Mistakes

It’s inevitable that your app will make mistakes. Although people may not expect perfection, mistakes can damage their experience and decrease their trust in your app. To help you avoid negative consequences, it’s crucial to:

  • Anticipate mistakes. As much as possible, design ways to avoid mistakes and mitigate them when they happen.
  • Help people handle mistakes. Mistakes can have a wide range of consequences, so the tools you provide to handle a mistake must be able to address those consequences.
  • Learn from mistakes when doing so improves your app. In some cases, learning from a mistake might have undesirable effects, such as causing unpredictability in the user experience. When it makes sense, use each mistake as a data point that can refine your machine learning models and improve your app.

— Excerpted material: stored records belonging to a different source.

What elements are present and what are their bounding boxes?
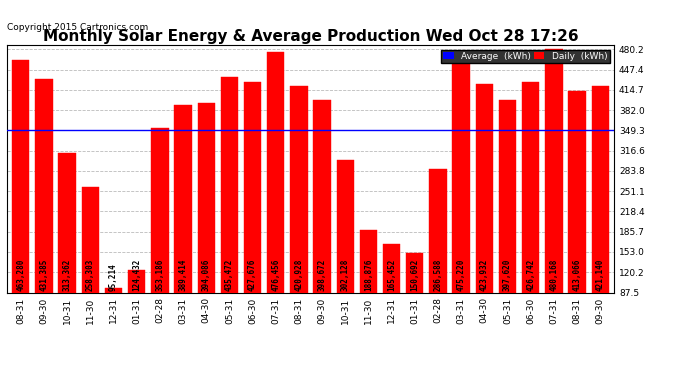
Text: 165,452: 165,452 [387, 259, 396, 291]
Text: 480,168: 480,168 [549, 259, 558, 291]
Legend: Average  (kWh), Daily  (kWh): Average (kWh), Daily (kWh) [441, 50, 609, 63]
Bar [59, 153, 76, 347]
Text: 150,692: 150,692 [411, 259, 420, 291]
Text: 188,876: 188,876 [364, 259, 373, 291]
Bar [290, 86, 308, 347]
Bar [35, 80, 52, 347]
Bar [453, 52, 470, 347]
Bar [197, 102, 215, 347]
Text: 475,220: 475,220 [457, 259, 466, 291]
Bar [406, 254, 424, 347]
Bar [429, 169, 446, 347]
Bar [383, 244, 400, 347]
Bar [267, 51, 284, 347]
Text: 389,414: 389,414 [179, 259, 188, 291]
Text: 413,066: 413,066 [573, 259, 582, 291]
Text: 420,928: 420,928 [295, 259, 304, 291]
Text: 423,932: 423,932 [480, 259, 489, 291]
Text: 313,362: 313,362 [63, 259, 72, 291]
Text: 95,214: 95,214 [109, 263, 118, 291]
Bar [128, 270, 146, 347]
Bar [359, 230, 377, 347]
Text: 124,432: 124,432 [132, 259, 141, 291]
Text: 258,303: 258,303 [86, 259, 95, 291]
Bar [313, 100, 331, 347]
Bar [175, 105, 192, 347]
Title: Monthly Solar Energy & Average Production Wed Oct 28 17:26: Monthly Solar Energy & Average Productio… [43, 29, 578, 44]
Text: 302,128: 302,128 [341, 259, 350, 291]
Text: 286,588: 286,588 [433, 259, 442, 291]
Bar [545, 49, 562, 347]
Text: 394,086: 394,086 [201, 259, 210, 291]
Text: 476,456: 476,456 [271, 259, 280, 291]
Bar [499, 100, 516, 347]
Text: 398,672: 398,672 [317, 259, 326, 291]
Text: 350.327: 350.327 [17, 90, 26, 128]
Text: 463,280: 463,280 [17, 259, 26, 291]
Bar [151, 128, 168, 347]
Text: 431,385: 431,385 [39, 259, 48, 291]
Text: Copyright 2015 Cartronics.com: Copyright 2015 Cartronics.com [7, 22, 148, 32]
Bar [475, 84, 493, 347]
Text: 426,742: 426,742 [526, 259, 535, 291]
Bar [337, 159, 354, 347]
Bar [591, 86, 609, 347]
Bar [244, 82, 262, 347]
Bar [522, 82, 540, 347]
Text: 427,676: 427,676 [248, 259, 257, 291]
Bar [81, 187, 99, 347]
Text: 435,472: 435,472 [225, 259, 234, 291]
Text: 350.327: 350.327 [595, 90, 604, 128]
Bar [569, 91, 586, 347]
Bar [105, 288, 122, 347]
Bar [221, 77, 238, 347]
Text: 397,620: 397,620 [503, 259, 512, 291]
Bar [12, 60, 30, 347]
Text: 353,186: 353,186 [155, 259, 164, 291]
Text: 421,140: 421,140 [595, 259, 604, 291]
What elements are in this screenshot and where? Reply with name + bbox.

There are several machine learning patterns that can help you address mistakes:

  • Limitations help you set people’s expectations about the accuracy of your suggestions.
  • Corrections give people a way to be successful even when your results are wrong.
  • Attributions give people insight into where suggestions come from, which can help them understand mistakes.
  • Confidence helps you gauge the quality of your results, which can impact how you present them.
  • Feedback — both explicit and implicit — lets people tell you about mistakes that you might not be aware of.

Understand the significance of a mistake’s consequences. For example, incorrect keyboard suggestions might annoy people, but suggesting a travel route that results in a missed flight is a serious inconvenience. Show empathy by providing corrective actions or tools that match the seriousness of the mistake.

Make it easy for people to correct frequent or predictable mistakes. If you don’t give people an easy way to correct mistakes, they can lose trust in your app.

Continuously update your feature to reflect people’s evolving interests and preferences. One way to help you improve your understanding of users and avoid mistakes is to use implicit feedback to discover changes in their tastes and habits. You should also update your feature with domain-specific information, such as current trends in popular entertainment. Ideally, people don’t have to do any work to benefit from improvements in your app.

When possible, address mistakes without complicating the UI. Some patterns, such as corrections and limitations, tend to integrate seamlessly with an app’s UI, whereas others, like attributions, can be harder to integrate. Balance a pattern’s effect on the UI with its potential for compounding the mistake. For example, if you update the UI with an attribution that turns out to be wrong, the effect of the original mistake is magnified.

Be especially careful to avoid mistakes in proactive features. A proactive feature — like a suggestion based on user behaviors — promises valuable results without asking people to do anything to get them. However, because people don’t request a proactive feature, they often have less patience with its mistakes. Mistakes made by proactive features can also cause people to feel that they have less control.

As you work on reducing mistakes in one area, always consider the effect your work has on other areas and overall accuracy. For example, optimizing an image recognition app to improve how it recognizes dogs might result in a decreased ability to recognize cats. As your models evolve, be prepared for mistakes to evolve, too. Use what you know about people’s preferences to help you determine the areas to focus on.